Esta é uma das conclusões de um relatório elaborado por um grupo de trabalho nomeado pelo Ministério da Ciência, Tecnologia e Ensino Superior, divulgado pelo Público. Em Portugal, universidades têm já mais de 20 perfis diferentes que guardam vagas em cursos, mas nenhum destes contempla categorias étnico-raciais.

A acrescer a estes concursos especiais existem ainda 1,6% dos alunos que recorre a regimes especiais, no qual estão inseridos cidadãos ligados a missões diplomáticas e funcionários públicos em missão no estrangeiro, oficiais das Forças Armadas, bolseiros de países africanos de língua portuguesa e praticantes de desporto de alto rendimento.

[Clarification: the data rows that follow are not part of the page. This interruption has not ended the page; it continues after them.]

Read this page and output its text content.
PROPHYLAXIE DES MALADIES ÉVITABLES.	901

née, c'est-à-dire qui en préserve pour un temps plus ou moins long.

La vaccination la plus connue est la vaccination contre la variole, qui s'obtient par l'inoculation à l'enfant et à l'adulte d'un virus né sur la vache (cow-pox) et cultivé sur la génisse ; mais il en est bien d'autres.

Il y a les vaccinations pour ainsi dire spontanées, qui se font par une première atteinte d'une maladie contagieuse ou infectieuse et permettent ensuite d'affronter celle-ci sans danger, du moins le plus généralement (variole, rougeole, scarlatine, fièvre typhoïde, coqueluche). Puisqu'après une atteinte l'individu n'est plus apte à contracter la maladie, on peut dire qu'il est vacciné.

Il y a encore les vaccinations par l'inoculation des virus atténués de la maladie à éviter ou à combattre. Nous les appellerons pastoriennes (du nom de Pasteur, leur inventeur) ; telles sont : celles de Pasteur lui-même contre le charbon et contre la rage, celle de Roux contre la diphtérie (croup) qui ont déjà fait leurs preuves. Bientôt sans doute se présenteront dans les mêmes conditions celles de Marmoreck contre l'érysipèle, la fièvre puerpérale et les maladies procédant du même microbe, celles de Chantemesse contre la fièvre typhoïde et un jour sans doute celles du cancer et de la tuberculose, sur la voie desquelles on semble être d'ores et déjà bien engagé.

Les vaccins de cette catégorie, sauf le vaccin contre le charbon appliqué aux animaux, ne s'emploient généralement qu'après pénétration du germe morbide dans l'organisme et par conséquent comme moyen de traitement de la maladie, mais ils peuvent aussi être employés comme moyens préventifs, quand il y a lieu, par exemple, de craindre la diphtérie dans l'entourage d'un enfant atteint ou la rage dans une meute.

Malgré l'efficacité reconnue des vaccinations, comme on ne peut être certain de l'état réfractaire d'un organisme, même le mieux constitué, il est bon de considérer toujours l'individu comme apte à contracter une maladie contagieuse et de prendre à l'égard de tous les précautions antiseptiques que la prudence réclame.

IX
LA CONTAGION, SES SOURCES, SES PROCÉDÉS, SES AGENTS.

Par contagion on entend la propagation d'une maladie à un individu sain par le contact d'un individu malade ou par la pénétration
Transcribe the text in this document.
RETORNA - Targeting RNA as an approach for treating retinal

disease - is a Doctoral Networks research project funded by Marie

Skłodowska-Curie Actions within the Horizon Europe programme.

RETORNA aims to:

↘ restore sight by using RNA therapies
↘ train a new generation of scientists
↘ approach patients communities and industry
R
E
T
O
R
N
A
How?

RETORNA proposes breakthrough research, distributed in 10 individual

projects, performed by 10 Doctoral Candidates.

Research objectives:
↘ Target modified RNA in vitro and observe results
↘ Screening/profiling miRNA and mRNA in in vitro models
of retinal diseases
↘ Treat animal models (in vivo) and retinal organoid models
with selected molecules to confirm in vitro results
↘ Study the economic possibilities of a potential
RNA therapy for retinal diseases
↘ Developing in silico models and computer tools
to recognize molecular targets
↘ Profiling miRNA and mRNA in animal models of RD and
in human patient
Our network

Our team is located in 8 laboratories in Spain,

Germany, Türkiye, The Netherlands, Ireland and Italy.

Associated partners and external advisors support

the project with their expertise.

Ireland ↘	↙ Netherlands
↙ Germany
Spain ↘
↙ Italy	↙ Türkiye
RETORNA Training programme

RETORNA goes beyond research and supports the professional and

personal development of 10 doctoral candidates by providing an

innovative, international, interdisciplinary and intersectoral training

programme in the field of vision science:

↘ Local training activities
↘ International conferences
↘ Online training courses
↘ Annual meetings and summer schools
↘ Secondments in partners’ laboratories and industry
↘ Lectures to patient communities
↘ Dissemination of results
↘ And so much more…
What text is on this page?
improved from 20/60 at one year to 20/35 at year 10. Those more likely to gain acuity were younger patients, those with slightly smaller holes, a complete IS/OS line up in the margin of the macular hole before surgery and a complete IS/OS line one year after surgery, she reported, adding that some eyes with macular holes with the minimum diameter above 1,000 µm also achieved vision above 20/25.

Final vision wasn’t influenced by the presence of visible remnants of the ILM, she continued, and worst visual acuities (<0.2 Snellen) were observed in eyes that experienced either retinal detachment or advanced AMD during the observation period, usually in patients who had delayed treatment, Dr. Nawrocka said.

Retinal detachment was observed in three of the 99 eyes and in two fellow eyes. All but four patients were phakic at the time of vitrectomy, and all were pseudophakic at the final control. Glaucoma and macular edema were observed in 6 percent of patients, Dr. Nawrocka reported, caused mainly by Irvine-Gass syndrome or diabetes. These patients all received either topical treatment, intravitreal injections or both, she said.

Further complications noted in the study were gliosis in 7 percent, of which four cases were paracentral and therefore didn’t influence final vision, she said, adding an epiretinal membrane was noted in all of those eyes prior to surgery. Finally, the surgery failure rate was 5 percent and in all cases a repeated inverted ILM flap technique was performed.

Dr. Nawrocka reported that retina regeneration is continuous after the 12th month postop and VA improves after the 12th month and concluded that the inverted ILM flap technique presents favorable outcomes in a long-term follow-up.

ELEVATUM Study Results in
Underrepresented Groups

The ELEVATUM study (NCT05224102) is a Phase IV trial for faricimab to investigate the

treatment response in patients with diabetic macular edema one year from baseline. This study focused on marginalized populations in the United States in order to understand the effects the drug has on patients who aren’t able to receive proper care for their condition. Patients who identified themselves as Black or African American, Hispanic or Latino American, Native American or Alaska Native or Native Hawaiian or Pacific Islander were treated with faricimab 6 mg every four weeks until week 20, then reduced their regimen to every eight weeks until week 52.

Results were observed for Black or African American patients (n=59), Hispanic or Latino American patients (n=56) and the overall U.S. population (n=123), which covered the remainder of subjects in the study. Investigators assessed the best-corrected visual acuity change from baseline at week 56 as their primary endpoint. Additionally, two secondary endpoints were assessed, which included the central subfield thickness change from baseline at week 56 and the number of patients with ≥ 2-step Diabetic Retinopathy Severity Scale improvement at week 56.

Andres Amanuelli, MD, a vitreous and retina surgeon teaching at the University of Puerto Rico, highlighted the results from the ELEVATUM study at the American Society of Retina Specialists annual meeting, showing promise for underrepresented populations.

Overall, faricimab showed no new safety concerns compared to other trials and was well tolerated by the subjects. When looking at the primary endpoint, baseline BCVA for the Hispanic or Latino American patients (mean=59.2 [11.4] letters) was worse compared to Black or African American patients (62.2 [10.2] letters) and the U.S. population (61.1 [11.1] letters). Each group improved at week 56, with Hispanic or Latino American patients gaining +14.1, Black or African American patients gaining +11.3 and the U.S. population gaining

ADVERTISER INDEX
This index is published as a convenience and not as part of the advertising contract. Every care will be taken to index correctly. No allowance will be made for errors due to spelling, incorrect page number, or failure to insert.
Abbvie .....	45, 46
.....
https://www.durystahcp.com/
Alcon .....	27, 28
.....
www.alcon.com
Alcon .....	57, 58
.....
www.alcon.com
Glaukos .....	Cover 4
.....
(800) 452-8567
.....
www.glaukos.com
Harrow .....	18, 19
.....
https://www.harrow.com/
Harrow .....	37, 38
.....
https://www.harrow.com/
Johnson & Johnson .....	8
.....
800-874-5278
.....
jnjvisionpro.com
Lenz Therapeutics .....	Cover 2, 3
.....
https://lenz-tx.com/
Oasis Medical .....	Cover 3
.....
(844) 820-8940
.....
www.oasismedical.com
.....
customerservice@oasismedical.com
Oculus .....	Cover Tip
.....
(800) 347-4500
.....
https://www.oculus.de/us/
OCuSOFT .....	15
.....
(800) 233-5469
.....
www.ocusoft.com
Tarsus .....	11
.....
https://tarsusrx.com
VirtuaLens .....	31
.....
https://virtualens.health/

Para além destes casos, existem ainda os alunos em contingentes especiais, no qual são reservadas vagas para candidatos dos Açores e Madeira, emigrantes portugueses e familiares, militares e pessoas com deficiência, não sendo conhecida a percentagem que este regime engloba.

Lisboa e Porto aumentam vagas em cursos com médias mais altas

Depois de, no ano passado, terem sido reduzidas as vagas em universidades de Lisboa e Porto, criando descontentamento entre reitores, este ano as duas maiores cidades de Portugal terão um aumento.

De acordo com o Expresso, 15 dos 20 cursos com médias de entrada igual ou superior a 17 valores vão ter uma subida de candidatos, com um mínimo de 5% e um máximo de 15%, devido à crescente procura que, em alguns casos, deixou mais de uma centena de candidatos à porta do curso que haviam escolhido como primeira opção.

Entre as duas dezenas de cursos com as médias de entrada mais altas no país estão cinco cursos de Medicina, que não poderão abrir mais vagas do que no concurso de 2018. Os restantes são: Gestão, Engenharia Informática e Computação, Arquitetura, Línguas e Relações Internacionais, Bioengenharia, Engenharia e Gestão Industrial, Design de Comunicação na Universidade do Porto; e Engenharia Aeroespacial, Engenharia Física e Tecnológica, Engenharia Biomédica, Matemática Aplicada à Economia e Gestão e Matemática Aplicada e Computação na Universidade de Lisboa.